Ms. Valley said while the Omicron variant has not yet been positively identified on the Island, “just based on the transmission numbers it’s pretty safe to assume that it is [Omicron],” she said.
Ms. Valley said the virus is now widespread throughout the Island community, with no particular hot spots.
“Yes, there are cases in the schools, in students and in staff . . . but it’s throughout the Island population,” she said. “With community transmission you can’t say where it is . . . there’s such widespread community transmission that what we are concerned about is younger children who are unable to be vaccinated, and people who are at risk for more adverse effects from the virus. Those are the people our contact tracers are focusing on.”
Led by coordinators Marina Lent and Betsy Van Landingham, the small team of contact tracers are working practically around the clock, Ms. Valley said.

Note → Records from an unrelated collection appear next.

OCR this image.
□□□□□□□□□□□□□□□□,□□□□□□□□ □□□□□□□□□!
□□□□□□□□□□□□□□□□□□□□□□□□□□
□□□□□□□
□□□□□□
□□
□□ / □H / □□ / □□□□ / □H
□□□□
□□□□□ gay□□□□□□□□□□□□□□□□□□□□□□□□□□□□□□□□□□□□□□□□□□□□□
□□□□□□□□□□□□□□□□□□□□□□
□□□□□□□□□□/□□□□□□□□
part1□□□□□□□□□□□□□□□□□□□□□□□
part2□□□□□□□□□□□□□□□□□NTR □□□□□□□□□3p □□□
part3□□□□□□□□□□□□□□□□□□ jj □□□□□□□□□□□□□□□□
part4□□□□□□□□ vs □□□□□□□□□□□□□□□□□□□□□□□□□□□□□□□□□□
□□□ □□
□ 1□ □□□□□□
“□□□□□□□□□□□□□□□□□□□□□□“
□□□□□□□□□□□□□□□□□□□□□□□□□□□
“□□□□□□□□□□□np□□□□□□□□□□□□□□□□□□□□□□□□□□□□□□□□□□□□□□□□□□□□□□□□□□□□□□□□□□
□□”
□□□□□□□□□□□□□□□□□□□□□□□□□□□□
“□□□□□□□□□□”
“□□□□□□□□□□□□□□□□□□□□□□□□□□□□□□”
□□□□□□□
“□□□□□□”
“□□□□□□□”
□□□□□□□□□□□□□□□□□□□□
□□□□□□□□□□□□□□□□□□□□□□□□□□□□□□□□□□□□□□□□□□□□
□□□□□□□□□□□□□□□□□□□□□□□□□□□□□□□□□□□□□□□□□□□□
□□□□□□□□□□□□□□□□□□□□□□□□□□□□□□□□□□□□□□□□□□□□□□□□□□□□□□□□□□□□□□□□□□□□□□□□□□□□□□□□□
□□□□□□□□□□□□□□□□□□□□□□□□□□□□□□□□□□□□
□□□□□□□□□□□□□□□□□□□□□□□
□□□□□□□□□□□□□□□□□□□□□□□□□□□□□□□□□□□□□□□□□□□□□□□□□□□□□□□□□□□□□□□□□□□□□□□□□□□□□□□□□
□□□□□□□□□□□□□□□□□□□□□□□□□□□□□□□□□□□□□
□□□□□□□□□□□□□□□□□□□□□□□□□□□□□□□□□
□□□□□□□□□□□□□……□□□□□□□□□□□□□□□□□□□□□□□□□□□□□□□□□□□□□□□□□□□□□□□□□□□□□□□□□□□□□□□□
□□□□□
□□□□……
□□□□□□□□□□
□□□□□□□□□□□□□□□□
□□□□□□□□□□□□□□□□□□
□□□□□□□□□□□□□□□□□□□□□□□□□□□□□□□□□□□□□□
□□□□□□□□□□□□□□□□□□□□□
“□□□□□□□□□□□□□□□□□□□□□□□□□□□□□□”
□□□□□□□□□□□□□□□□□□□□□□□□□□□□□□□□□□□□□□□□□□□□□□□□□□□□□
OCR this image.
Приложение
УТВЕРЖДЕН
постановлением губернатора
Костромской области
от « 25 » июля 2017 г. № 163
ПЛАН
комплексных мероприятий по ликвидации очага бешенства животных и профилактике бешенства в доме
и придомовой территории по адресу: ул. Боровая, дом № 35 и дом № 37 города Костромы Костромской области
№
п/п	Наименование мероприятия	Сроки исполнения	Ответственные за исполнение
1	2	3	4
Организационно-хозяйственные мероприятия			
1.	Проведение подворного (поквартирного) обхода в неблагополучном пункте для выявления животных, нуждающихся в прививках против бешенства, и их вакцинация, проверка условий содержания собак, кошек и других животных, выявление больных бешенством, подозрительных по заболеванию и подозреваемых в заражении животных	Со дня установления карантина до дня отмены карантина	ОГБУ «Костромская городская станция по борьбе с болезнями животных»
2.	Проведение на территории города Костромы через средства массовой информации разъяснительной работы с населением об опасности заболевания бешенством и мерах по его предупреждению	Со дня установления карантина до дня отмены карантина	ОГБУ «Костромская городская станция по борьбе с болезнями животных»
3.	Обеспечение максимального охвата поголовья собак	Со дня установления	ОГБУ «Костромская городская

She said contact tracers are sending a text or an email to every case they become aware of. “But we are looking at the list and trying to reach out to anybody who falls into those [high risk categories].”
As of Tuesday the Island had logged 682 positive cases since the start of the new year, a record high.

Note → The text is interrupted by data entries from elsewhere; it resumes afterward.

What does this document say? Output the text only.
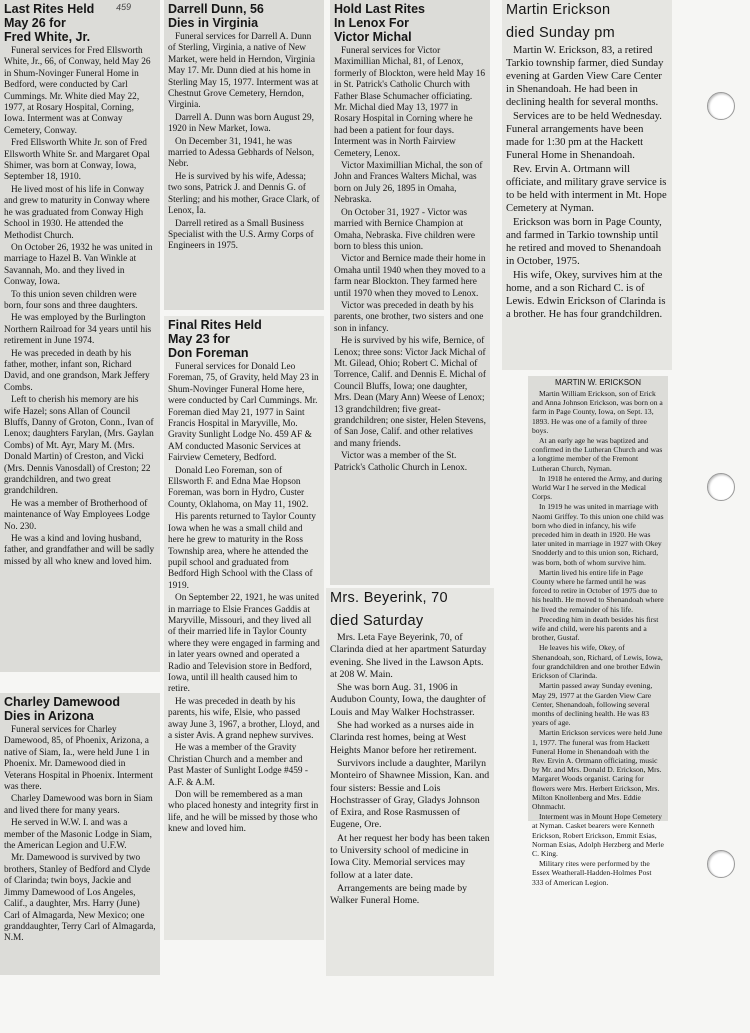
Last Rites Held
May 26 for
Fred White, Jr.

Funeral services for Fred Ellsworth White, Jr., 66, of Conway, held May 26 in Shum-Novinger Funeral Home in Bedford, were conducted by Carl Cummings. Mr. White died May 22, 1977, at Rosary Hospital, Corning, Iowa. Interment was at Conway Cemetery, Conway.

Fred Ellsworth White Jr. son of Fred Ellsworth White Sr. and Margaret Opal Shimer, was born at Conway, Iowa, September 18, 1910.

He lived most of his life in Conway and grew to maturity in Conway where he was graduated from Conway High School in 1930. He attended the Methodist Church.

On October 26, 1932 he was united in marriage to Hazel B. Van Winkle at Savannah, Mo. and they lived in Conway, Iowa.

To this union seven children were born, four sons and three daughters.

He was employed by the Burlington Northern Railroad for 34 years until his retirement in June 1974.

He was preceded in death by his father, mother, infant son, Richard David, and one grandson, Mark Jeffery Combs.

Left to cherish his memory are his wife Hazel; sons Allan of Council Bluffs, Danny of Groton, Conn., Ivan of Lenox; daughters Farylan, (Mrs. Gaylan Combs) of Mt. Ayr, Mary M. (Mrs. Donald Martin) of Creston, and Vicki (Mrs. Dennis Vanosdall) of Creston; 22 grandchildren, and two great grandchildren.

He was a member of Brotherhood of maintenance of Way Employees Lodge No. 230.

He was a kind and loving husband, father, and grandfather and will be sadly missed by all who knew and loved him.

459
Charley Damewood
Dies in Arizona

Funeral services for Charley Damewood, 85, of Phoenix, Arizona, a native of Siam, Ia., were held June 1 in Phoenix. Mr. Damewood died in Veterans Hospital in Phoenix. Interment was there.

Charley Damewood was born in Siam and lived there for many years.

He served in W.W. I. and was a member of the Masonic Lodge in Siam, the American Legion and U.F.W.

Mr. Damewood is survived by two brothers, Stanley of Bedford and Clyde of Clarinda; twin boys, Jackie and Jimmy Damewood of Los Angeles, Calif., a daughter, Mrs. Harry (June) Carl of Almagarda, New Mexico; one granddaughter, Terry Carl of Almagarda, N.M.

Darrell Dunn, 56
Dies in Virginia

Funeral services for Darrell A. Dunn of Sterling, Virginia, a native of New Market, were held in Herndon, Virginia May 17. Mr. Dunn died at his home in Sterling May 15, 1977. Interment was at Chestnut Grove Cemetery, Herndon, Virginia.

Darrell A. Dunn was born August 29, 1920 in New Market, Iowa.

On December 31, 1941, he was married to Adessa Gebhards of Nelson, Nebr.

He is survived by his wife, Adessa; two sons, Patrick J. and Dennis G. of Sterling; and his mother, Grace Clark, of Lenox, Ia.

Darrell retired as a Small Business Specialist with the U.S. Army Corps of Engineers in 1975.

Final Rites Held
May 23 for
Don Foreman

Funeral services for Donald Leo Foreman, 75, of Gravity, held May 23 in Shum-Novinger Funeral Home here, were conducted by Carl Cummings. Mr. Foreman died May 21, 1977 in Saint Francis Hospital in Maryville, Mo. Gravity Sunlight Lodge No. 459 AF & AM conducted Masonic Services at Fairview Cemetery, Bedford.

Donald Leo Foreman, son of Ellsworth F. and Edna Mae Hopson Foreman, was born in Hydro, Custer County, Oklahoma, on May 11, 1902.

His parents returned to Taylor County Iowa when he was a small child and here he grew to maturity in the Ross Township area, where he attended the pupil school and graduated from Bedford High School with the Class of 1919.

On September 22, 1921, he was united in marriage to Elsie Frances Gaddis at Maryville, Missouri, and they lived all of their married life in Taylor County where they were engaged in farming and in later years owned and operated a Radio and Television store in Bedford, Iowa, until ill health caused him to retire.

He was preceded in death by his parents, his wife, Elsie, who passed away June 3, 1967, a brother, Lloyd, and a sister Avis. A grand nephew survives.

He was a member of the Gravity Christian Church and a member and Past Master of Sunlight Lodge #459 - A.F. & A.M.

Don will be remembered as a man who placed honesty and integrity first in life, and he will be missed by those who knew and loved him.

Hold Last Rites
In Lenox For
Victor Michal

Funeral services for Victor Maximillian Michal, 81, of Lenox, formerly of Blockton, were held May 16 in St. Patrick's Catholic Church with Father Blase Schumacher officiating. Mr. Michal died May 13, 1977 in Rosary Hospital in Corning where he had been a patient for four days. Interment was in North Fairview Cemetery, Lenox.

Victor Maximillian Michal, the son of John and Frances Walters Michal, was born on July 26, 1895 in Omaha, Nebraska.

On October 31, 1927 - Victor was married with Bernice Champion at Omaha, Nebraska. Five children were born to bless this union.

Victor and Bernice made their home in Omaha until 1940 when they moved to a farm near Blockton. They farmed here until 1970 when they moved to Lenox.

Victor was preceded in death by his parents, one brother, two sisters and one son in infancy.

He is survived by his wife, Bernice, of Lenox; three sons: Victor Jack Michal of Mt. Gilead, Ohio; Robert C. Michal of Torrence, Calif. and Dennis E. Michal of Council Bluffs, Iowa; one daughter, Mrs. Dean (Mary Ann) Weese of Lenox; 13 grandchildren; five great-grandchildren; one sister, Helen Stevens, of San Jose, Calif. and other relatives and many friends.

Victor was a member of the St. Patrick's Catholic Church in Lenox.

Mrs. Beyerink, 70
died Saturday

Mrs. Leta Faye Beyerink, 70, of Clarinda died at her apartment Saturday evening. She lived in the Lawson Apts. at 208 W. Main.

She was born Aug. 31, 1906 in Audubon County, Iowa, the daughter of Louis and May Walker Hochstrasser.

She had worked as a nurses aide in Clarinda rest homes, being at West Heights Manor before her retirement.

Survivors include a daughter, Marilyn Monteiro of Shawnee Mission, Kan. and four sisters: Bessie and Lois Hochstrasser of Gray, Gladys Johnson of Exira, and Rose Rasmussen of Eugene, Ore.

At her request her body has been taken to University school of medicine in Iowa City. Memorial services may follow at a later date.

Arrangements are being made by Walker Funeral Home.

Martin Erickson
died Sunday pm

Martin W. Erickson, 83, a retired Tarkio township farmer, died Sunday evening at Garden View Care Center in Shenandoah. He had been in declining health for several months.

Services are to be held Wednesday. Funeral arrangements have been made for 1:30 pm at the Hackett Funeral Home in Shenandoah.

Rev. Ervin A. Ortmann will officiate, and military grave service is to be held with interment in Mt. Hope Cemetery at Nyman.

Erickson was born in Page County, and farmed in Tarkio township until he retired and moved to Shenandoah in October, 1975.

His wife, Okey, survives him at the home, and a son Richard C. is of Lewis. Edwin Erickson of Clarinda is a brother. He has four grandchildren.

MARTIN W. ERICKSON

Martin William Erickson, son of Erick and Anna Johnson Erickson, was born on a farm in Page County, Iowa, on Sept. 13, 1893. He was one of a family of three boys.

At an early age he was baptized and confirmed in the Lutheran Church and was a longtime member of the Fremont Lutheran Church, Nyman.

In 1918 he entered the Army, and during World War I he served in the Medical Corps.

In 1919 he was united in marriage with Naomi Griffey. To this union one child was born who died in infancy, his wife preceded him in death in 1920. He was later united in marriage in 1927 with Okey Snodderly and to this union son, Richard, was born, both of whom survive him.

Martin lived his entire life in Page County where he farmed until he was forced to retire in October of 1975 due to his health. He moved to Shenandoah where he lived the remainder of his life.

Preceding him in death besides his first wife and child, were his parents and a brother, Gustaf.

He leaves his wife, Okey, of Shenandoah, son, Richard, of Lewis, Iowa, four grandchildren and one brother Edwin Erickson of Clarinda.

Martin passed away Sunday evening, May 29, 1977 at the Garden View Care Center, Shenandoah, following several months of declining health. He was 83 years of age.

Martin Erickson services were held June 1, 1977. The funeral was from Hackett Funeral Home in Shenandoah with the Rev. Ervin A. Ortmann officiating, music by Mr. and Mrs. Donald D. Erickson, Mrs. Margaret Woods organist. Caring for flowers were Mrs. Herbert Erickson, Mrs. Milton Knollenberg and Mrs. Eddie Ohnmacht.

Interment was in Mount Hope Cemetery at Nyman. Casket bearers were Kenneth Erickson, Robert Erickson, Emmit Esias, Norman Esias, Adolph Herzberg and Merle C. King.

Military rites were performed by the Essex Weatherall-Hadden-Holmes Post 333 of American Legion.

Ms. Valley said rapid home testing has been a factor with more people rapid testing and reporting their information. Early this month TestMV, the free testing site on the Island, launched a website for home testers to report their information.
Ms. Valley said the site has seen a robust response.
“The more people that let us know, we can sense the true positivity rate for the Island, and it’s high,” she said.
She said the public health statement issued Tuesday afternoon is an effort to give Islanders practical information and urge common sense.
“It’s about weighing the risk of what you’re doing. You’re going to go to work, to school, the grocery store,” Ms. Valley said. “Think twice about going to that crowded party . . . the bigger groups . . . and the closer you are . . . give some thought to what you are doing.”
She declined to make any predictions for the future.
“I threw my crystal ball away a long time ago,” the veteran health agent said.
But she said in the near term health agents are meeting daily and facilitating the Islandwide distribution of rapid test kits, which will take place weekly going forward.
Another 10,800 kits were delivered to Island Health Care, the Vineyard’s federally qualified community health center, Tuesday morning. Distribution begins Wednesday.